We at Texas A&M are working on the Cryosparc app. The Cryosparc web server code has lots of hardcoded absolute paths in it that get returned in the body of a response. In particular, the prefix /<node uri>/<host>/<port> is not included, so the browser can’t reach the node. This affects, for example: css/js source files needed to display the page, and form action buttons to make Cryosparc do things. Neither /node nor /rnode works in this case, because reverse proxy only modifies the request and response headers, not the body. There is no way to configure Cryosparc to use either a root url prefix or relative paths to try to make it compatible. Apparently, the Cryosparc developers are too busy to be willing to address this issue. And finally, since Cryosparc is proprietary software, we can’t simply jump into the source code to try to fix it ourselves.

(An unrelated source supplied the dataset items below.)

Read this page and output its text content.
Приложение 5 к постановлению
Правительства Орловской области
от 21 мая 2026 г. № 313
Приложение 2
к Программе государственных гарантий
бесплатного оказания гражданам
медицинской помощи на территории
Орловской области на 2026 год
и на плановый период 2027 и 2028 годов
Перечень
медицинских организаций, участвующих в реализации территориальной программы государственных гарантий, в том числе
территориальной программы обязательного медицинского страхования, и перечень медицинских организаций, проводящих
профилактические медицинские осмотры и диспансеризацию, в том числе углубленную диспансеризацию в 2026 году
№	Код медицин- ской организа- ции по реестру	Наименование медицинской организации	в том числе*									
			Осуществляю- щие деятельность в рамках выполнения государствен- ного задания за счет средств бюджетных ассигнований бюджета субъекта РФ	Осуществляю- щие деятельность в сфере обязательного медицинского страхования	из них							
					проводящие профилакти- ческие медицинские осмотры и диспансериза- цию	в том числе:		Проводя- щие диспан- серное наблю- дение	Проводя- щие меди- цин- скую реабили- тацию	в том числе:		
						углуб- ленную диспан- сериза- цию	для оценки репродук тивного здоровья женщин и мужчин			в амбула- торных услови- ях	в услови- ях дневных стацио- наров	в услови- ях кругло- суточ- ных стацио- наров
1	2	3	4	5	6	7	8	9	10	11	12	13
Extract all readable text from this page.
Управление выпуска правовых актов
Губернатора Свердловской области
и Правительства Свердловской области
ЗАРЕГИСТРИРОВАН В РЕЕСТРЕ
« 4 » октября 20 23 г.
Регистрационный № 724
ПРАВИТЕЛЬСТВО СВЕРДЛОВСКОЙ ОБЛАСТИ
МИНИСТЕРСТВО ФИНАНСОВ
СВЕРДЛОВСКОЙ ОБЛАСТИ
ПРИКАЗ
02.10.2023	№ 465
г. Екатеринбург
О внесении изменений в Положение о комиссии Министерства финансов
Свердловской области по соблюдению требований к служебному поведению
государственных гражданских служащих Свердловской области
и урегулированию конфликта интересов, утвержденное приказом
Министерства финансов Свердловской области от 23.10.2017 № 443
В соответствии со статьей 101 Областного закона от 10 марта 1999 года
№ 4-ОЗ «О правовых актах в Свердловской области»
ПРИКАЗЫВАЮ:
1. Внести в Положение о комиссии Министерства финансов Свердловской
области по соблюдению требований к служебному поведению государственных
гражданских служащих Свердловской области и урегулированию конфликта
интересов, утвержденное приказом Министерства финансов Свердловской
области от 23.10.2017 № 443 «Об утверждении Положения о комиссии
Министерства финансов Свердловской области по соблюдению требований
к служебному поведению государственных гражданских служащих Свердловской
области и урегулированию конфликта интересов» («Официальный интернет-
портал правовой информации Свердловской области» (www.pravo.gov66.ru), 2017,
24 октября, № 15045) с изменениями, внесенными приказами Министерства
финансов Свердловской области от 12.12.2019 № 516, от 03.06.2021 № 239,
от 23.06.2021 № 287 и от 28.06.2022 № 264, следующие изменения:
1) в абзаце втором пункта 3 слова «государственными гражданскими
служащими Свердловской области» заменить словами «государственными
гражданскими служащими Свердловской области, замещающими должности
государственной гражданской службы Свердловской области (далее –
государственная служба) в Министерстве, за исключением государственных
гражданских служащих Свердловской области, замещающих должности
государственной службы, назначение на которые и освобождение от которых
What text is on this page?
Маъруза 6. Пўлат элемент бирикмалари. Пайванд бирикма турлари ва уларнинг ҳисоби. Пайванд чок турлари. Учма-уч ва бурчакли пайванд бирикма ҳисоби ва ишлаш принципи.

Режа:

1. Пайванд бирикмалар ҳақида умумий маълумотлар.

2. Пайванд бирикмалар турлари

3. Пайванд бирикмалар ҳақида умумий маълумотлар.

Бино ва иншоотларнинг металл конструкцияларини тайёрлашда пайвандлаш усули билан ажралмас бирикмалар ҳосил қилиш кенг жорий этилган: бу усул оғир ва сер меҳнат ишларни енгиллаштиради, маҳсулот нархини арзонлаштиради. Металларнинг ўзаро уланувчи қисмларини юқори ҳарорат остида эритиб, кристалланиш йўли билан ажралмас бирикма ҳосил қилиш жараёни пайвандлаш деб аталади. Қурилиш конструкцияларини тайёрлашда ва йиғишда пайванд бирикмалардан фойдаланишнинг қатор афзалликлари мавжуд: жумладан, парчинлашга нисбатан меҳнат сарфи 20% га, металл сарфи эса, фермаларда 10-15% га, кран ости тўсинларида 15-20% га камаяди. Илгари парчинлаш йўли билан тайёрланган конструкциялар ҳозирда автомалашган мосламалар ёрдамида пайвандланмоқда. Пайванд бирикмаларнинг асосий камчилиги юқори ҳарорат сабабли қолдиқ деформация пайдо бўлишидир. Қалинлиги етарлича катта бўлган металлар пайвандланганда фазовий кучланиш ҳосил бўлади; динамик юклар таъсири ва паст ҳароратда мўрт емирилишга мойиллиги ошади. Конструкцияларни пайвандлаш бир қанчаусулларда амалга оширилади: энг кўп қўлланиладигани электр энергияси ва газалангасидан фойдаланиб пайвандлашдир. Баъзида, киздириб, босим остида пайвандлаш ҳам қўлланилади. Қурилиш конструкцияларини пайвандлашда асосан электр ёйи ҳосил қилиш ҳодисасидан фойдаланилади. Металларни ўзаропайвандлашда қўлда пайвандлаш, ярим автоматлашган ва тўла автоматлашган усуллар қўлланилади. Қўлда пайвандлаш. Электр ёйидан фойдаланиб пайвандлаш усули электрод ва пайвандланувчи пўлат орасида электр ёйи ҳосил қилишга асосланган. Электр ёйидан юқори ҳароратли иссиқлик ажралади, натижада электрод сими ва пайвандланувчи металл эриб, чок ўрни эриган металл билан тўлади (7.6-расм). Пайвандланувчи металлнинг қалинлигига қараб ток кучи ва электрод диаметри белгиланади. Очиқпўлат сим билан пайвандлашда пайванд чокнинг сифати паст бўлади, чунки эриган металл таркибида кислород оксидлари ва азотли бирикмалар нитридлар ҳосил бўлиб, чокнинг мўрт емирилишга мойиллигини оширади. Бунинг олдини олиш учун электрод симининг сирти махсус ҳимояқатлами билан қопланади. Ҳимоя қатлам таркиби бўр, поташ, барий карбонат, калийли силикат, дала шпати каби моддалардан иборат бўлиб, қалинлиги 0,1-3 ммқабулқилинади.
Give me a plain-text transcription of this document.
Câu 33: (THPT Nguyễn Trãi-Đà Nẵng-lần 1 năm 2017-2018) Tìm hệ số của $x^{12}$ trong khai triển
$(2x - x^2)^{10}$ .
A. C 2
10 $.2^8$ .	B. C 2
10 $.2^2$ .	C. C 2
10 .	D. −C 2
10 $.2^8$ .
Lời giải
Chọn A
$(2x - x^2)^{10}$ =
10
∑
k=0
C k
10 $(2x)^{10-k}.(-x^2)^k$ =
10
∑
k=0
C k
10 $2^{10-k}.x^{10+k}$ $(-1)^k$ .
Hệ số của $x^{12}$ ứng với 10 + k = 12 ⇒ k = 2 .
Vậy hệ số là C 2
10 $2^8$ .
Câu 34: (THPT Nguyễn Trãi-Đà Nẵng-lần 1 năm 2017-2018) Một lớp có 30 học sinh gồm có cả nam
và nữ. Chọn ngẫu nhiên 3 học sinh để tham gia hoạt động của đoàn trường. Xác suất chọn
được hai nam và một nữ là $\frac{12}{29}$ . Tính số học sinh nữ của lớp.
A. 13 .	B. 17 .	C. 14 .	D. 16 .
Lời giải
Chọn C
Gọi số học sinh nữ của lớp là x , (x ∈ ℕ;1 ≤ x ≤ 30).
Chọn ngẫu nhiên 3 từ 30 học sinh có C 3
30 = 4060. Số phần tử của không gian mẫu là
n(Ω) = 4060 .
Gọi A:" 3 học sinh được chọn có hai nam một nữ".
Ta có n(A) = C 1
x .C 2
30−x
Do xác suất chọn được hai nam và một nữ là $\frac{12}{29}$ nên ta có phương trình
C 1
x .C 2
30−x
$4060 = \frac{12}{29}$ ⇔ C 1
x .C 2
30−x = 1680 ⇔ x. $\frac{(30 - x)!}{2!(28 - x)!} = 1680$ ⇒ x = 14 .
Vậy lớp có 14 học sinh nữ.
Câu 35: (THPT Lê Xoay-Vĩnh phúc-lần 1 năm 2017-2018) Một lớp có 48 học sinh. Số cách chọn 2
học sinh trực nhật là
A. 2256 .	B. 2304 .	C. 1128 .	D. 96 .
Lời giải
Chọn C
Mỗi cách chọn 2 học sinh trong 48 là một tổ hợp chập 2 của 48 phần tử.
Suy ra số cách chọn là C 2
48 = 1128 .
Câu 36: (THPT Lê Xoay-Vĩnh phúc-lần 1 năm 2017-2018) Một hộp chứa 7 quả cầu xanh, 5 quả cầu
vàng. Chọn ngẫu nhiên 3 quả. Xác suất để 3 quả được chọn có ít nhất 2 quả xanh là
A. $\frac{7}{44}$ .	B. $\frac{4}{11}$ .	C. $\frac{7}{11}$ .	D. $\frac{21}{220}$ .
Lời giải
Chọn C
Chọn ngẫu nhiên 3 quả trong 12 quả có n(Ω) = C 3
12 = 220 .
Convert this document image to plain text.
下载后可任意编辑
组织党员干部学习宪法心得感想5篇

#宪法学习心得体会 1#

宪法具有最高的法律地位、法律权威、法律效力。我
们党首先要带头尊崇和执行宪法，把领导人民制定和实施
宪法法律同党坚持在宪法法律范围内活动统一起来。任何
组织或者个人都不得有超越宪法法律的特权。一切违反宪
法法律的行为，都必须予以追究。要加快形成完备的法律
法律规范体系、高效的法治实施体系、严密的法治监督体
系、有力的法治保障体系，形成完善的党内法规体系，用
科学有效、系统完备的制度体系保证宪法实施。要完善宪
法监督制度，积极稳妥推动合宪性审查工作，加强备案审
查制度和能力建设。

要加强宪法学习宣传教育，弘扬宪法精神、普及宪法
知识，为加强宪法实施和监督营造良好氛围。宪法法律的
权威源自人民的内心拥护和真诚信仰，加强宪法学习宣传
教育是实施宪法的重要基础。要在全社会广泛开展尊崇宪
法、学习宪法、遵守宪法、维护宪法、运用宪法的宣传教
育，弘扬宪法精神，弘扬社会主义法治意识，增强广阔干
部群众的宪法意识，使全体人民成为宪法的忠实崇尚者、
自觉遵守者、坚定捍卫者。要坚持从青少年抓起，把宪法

Here’s a recent topic in their forum summarizing highlighting the situation.

A cursory glance at some google results tells me that this type of problem is actually very common for people using reverse proxies. Ideally, you would like to have control over the source of your content, but sometimes you just don’t. Even if we got Cryosparc source code changed to make it compatible with either /node or /rnode, the next proprietary software would just give us the same trouble again. I would rather have the ability to adapt myself rather than rely on other people to write good code.

Potential solution:

Apache and has a module mod substitute which replaces matching text in the body of a response. In the example use cases, it even describes using it to fix this exact type of reverse proxy URL mismatch issue.

(Nginx has a module that does the same thing ngx_http_sub_module in case that matters).

What if we created another node uri that’s pretty much the same as /rnode, but additionally, it fixes all of the absolute paths in the response body by inserting the /<node uri>/<host>/<port> prefix. This would allow the browser to recursively fetch whatever it needed from the node.

I am not a web developer, but I am pretty sure this just involves adding a small handful of apache statements to the file ood-portal.conf.erb (and of course, copy and paste every reference to /rnode everywhere).

Am I thinking correctly? Could this work? Is it worth it?